Troisième principe : une taxation supplémentaire de l'épargne ne permet pas de relancer la consommation. Il ne sert à rien d'invoquer des alibis économiques pour justifier des mesures qui n'ont d'autre objet que de faire rentrer des recettes dans les caisses de l'État. Seule la confiance permet de modifier le partage épargne-consommation. Or, on ne rétablit pas la confiance en augmentant les impôts.

Quatrième principe : il vaut mieux essayer d'agir sur la structure de l'épargne que sur son volume.
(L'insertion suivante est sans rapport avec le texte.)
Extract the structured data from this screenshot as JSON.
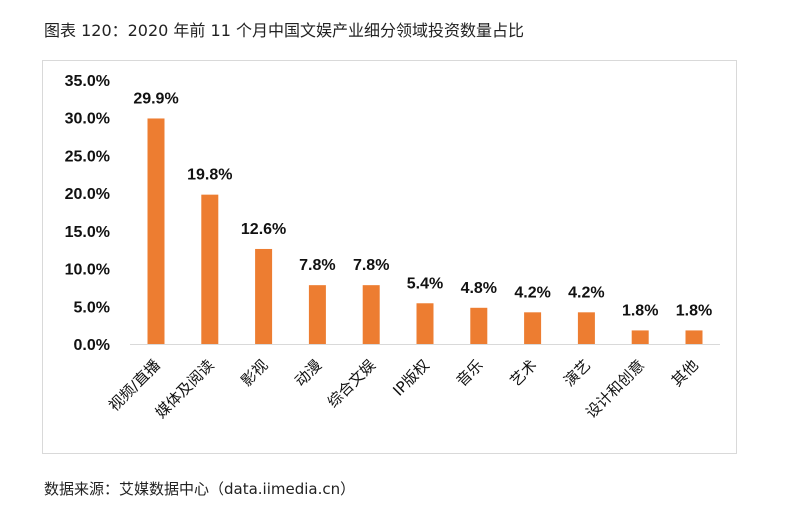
{
  "title": "图表 120：2020 年前 11 个月中国文娱产业细分领域投资数量占比",
  "source": "数据来源：艾媒数据中心（data.iimedia.cn）",
  "chart_data": {
    "type": "bar",
    "categories": [
      "视频/直播",
      "媒体及阅读",
      "影视",
      "动漫",
      "综合文娱",
      "IP版权",
      "音乐",
      "艺术",
      "演艺",
      "设计和创意",
      "其他"
    ],
    "values": [
      29.9,
      19.8,
      12.6,
      7.8,
      7.8,
      5.4,
      4.8,
      4.2,
      4.2,
      1.8,
      1.8
    ],
    "data_labels": [
      "29.9%",
      "19.8%",
      "12.6%",
      "7.8%",
      "7.8%",
      "5.4%",
      "4.8%",
      "4.2%",
      "4.2%",
      "1.8%",
      "1.8%"
    ],
    "yticks": [
      "0.0%",
      "5.0%",
      "10.0%",
      "15.0%",
      "20.0%",
      "25.0%",
      "30.0%",
      "35.0%"
    ],
    "ylim": [
      0,
      35
    ],
    "grid": false,
    "bar_color": "#ed7d31"
  }
}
La fiscalité est impuissante à modifier le volume de l'épargne, en revanche elle est très influente sur la structure de l'épargne, c'est à dire sur l'orientation des placements.

Cinquième principe : la fiscalité de l'épargne doit assurer la neutralité entre actifs de même nature (par exemple tous les titres de taux doivent être traités de la même manière, quelque soit le support).

Sixième principe : la fiscalité de l'épargne doit prendre en compte la durée de l'engagement d'épargne, et favoriser les titres de fonds propres plutôt que les titres de dettes.

Septième principe : le législateur doit assurer un cadre fiscal stable et s'abstenir de prendre des mesures rétroactives.